Die negativen Folgen eines Austritts aus der EU würden "weit übertrieben", schrieb Johnson weiter. "Die Wirtschaft ist in guten Händen", lobte er seine Parteifreunde Cameron und Finanzminister George Osborne. Notenbankchef Mark Carney, der vor dem Referendum vor den Risiken eines Brexits gewarnt hatte und deshalb in die Kritik geriet, solle auf seinem Posten bleiben, empfahl Johnson. Carney habe "großartige Arbeit" geleistet.

Finanzminister Osborne versuchte derweil, die in Unruhe versetzten Märkte zu beruhigen. "Die britische Wirtschaft ist von Grund auf stark, hochgradig wettbewerbsfähig und offen für Investitionen", sagte er am Morgen vor Börsenstart. Nun gehe es darum, sich mit den EU-Ländern auf ein möglichst vorteilhaftes Handelsabkommen zu einigen. Er wolle dabei eine aktive Rolle spielen, sagte Osborne. Das Pfund war kurz nach dem Bekanntwerden des Brexit-Votums am Donnerstag auf ein historisches Tief gefallen. Befürchtet wird, dass Großbritannien nun in eine Rezession schlittern könnte.

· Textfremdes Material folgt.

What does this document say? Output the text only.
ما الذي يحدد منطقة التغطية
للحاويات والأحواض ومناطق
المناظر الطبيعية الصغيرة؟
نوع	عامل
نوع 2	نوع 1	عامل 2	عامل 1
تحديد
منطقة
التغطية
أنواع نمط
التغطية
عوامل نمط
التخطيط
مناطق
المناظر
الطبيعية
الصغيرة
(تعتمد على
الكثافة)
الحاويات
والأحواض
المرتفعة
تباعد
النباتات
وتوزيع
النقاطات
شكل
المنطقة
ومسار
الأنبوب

Johnson schrieb weiter, dass Großbritannien wieder "demokratische Kontrolle über die Einwanderungspolitik übernehmen" werde. Demnach soll ein "humanes Punktesystem, das an den Interessen von Handel und Industrie ausgerichtet ist", die Zuwanderung zum Vereinigten Königreich beschränken. Zudem werde eine substanzielle Geldsumme nicht mehr an Brüssel überwiesen, sondern komme etwa dem britischen Gesundheitssystem zu Gute. Großbritannien werde sich, wenn auch nur langsam, von der "unmäßigen und undurchsichtigen" Gesetzgebung der EU befreien, schrieb Johnson.

Aufreibender Wahlkampf

Johnson schrieb in seinem Beitrag allerdings auch, dass der Wahlkampf um das Referendum aufreibend gewesen sei und selbst Familien gespalten hätte. Die Abstimmung nennt er "das außergewöhnlichste politische Ereignis unseres Lebens".

Die Direktorin des Internationalen Währungsfonds (IWF), Christine Lagarde, warnte derweil vor weiteren Markt- und Wirtschaftsturbulenzen nach dem Brexit-Votum. Britische und europäische Politiker müssten Investoren nach der Entscheidung Großbritanniens, die Europäische Union zu verlassen, schnell Sicherheit geben über den neuen Stand ihrer Beziehungen.

Der Umfang der Auswirkungen auf die Wirtschaft und den Markt werde "von dem Niveau der Sicherheit oder Unsicherheit" abhängen, das Regierungsvertreter geben können, während neue politische, Handels- und Wirtschaftsbeziehungen ausgehandelt werden, sagte Lagarde bei einer Veranstaltung in Colorado. An den globalen Märkten war es am Freitag zu einem Abverkauf gekommen, nachdem die britischen Wähler mit ihrem Votum für einen EU-Austritt Investoren überrascht hatten.